- Short-term accommodation rentals developing fast, due to platforms like Airbnb, Booking and Expedia
- Aim is to promote a responsible and transparent platform economy in the EU
- Common rules on registration and identification of hosts and their properties
- Quality data will lead to better enforcement and fewer illegal listings
Parliament and Council negotiators agreed on new rules on collection and data sharing on short-term rentals to help local authorities improve tourism services.
On Wednesday night, MEPs and the Spanish Presidency of the Council reached a provisional agreement on the regulation on data collection and sharing related to short-term accommodation rental services (STRs). This initiative aims to promote a transparent and responsible platform economy in the EU and to inform effective local policies.
Commenting the deal, rapporteur Kim Van Sparrentak (Greens/EFA, NL) said: "Cities are struggling with an explosion of illegal holiday rentals. This puts the liveability and affordability of cities across Europe under pressure. Until now, rental platforms have refused to share data, making it difficult to enforce local regulations. Fortunately, this law puts an end to that and returns more control to the cities. We are demonstrating that it is not large tech companies, but the cities themselves, that determine the rules".
The agreed measures
Simpler registration: the agreed text sets up a free (or at a proportionate cost) online registration procedure for short-term rental properties in those EU countries that require it. Once the procedure is completed, hosts will receive a registration number that will allow them to rent out their property. The relevant authorities will know the identity of the host and be able to verify their information.

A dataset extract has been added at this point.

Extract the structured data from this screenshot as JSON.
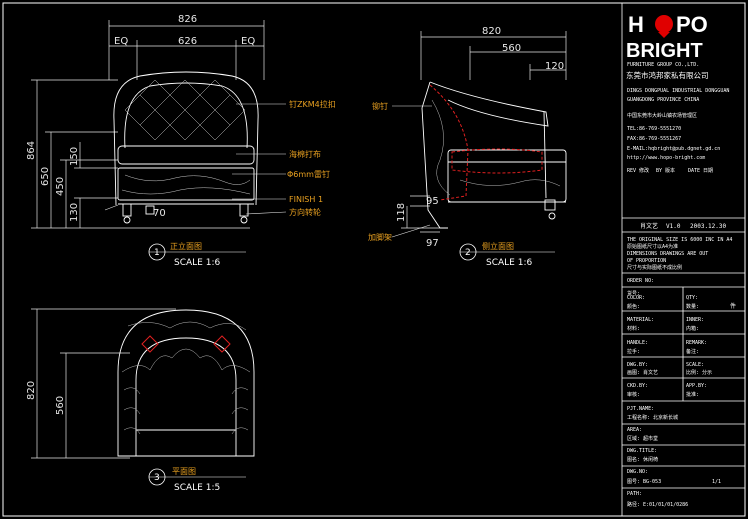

Safer rental services: online platforms will have to ensure that a host’s registration number enables users to identify the property on the listing and that the information provided is reliable and complete. Platforms will have to make “reasonable efforts” to conduct random checks on this information. Competent authorities can suspend registration numbers, ask platforms to remove illegal listings, or impose penalties on non-compliant platforms or hosts.
Transmission of data: Under the agreement, member states will set up a single digital entry point to receive data from platforms about host activity (e.g. specific address, corresponding registration number, URL of the listing) on a monthly basis. A less burdensome regime is set up for micro and small platforms with an average of 4,250 listings or less. This data will be used to compile statistics and allow public authorities to better assess the situation on the ground and improve tourism services in their area.
The informal agreement will need to be adopted by Council and Parliament before it becomes law. After its entry into force, member states will have 24 months to adapt their registration systems and create the necessary IT infrastructure.
The market for short-term rentals has increased rapidly in recent years, mainly due to the emergence and expansion of hundreds of online platforms such as Airbnb, Booking, Expedia and TripAdvisor. This type of accommodation comprises about one quarter of total tourist accommodation in the EU and this proportion is expected to increase. While such rentals create benefits for hosts, tourists and many regions, some researchers argue that the lack of appropriate rules also contributes to problems like higher housing prices, permanent residents being displaced and disturbed, over-tourism, and unfair competition.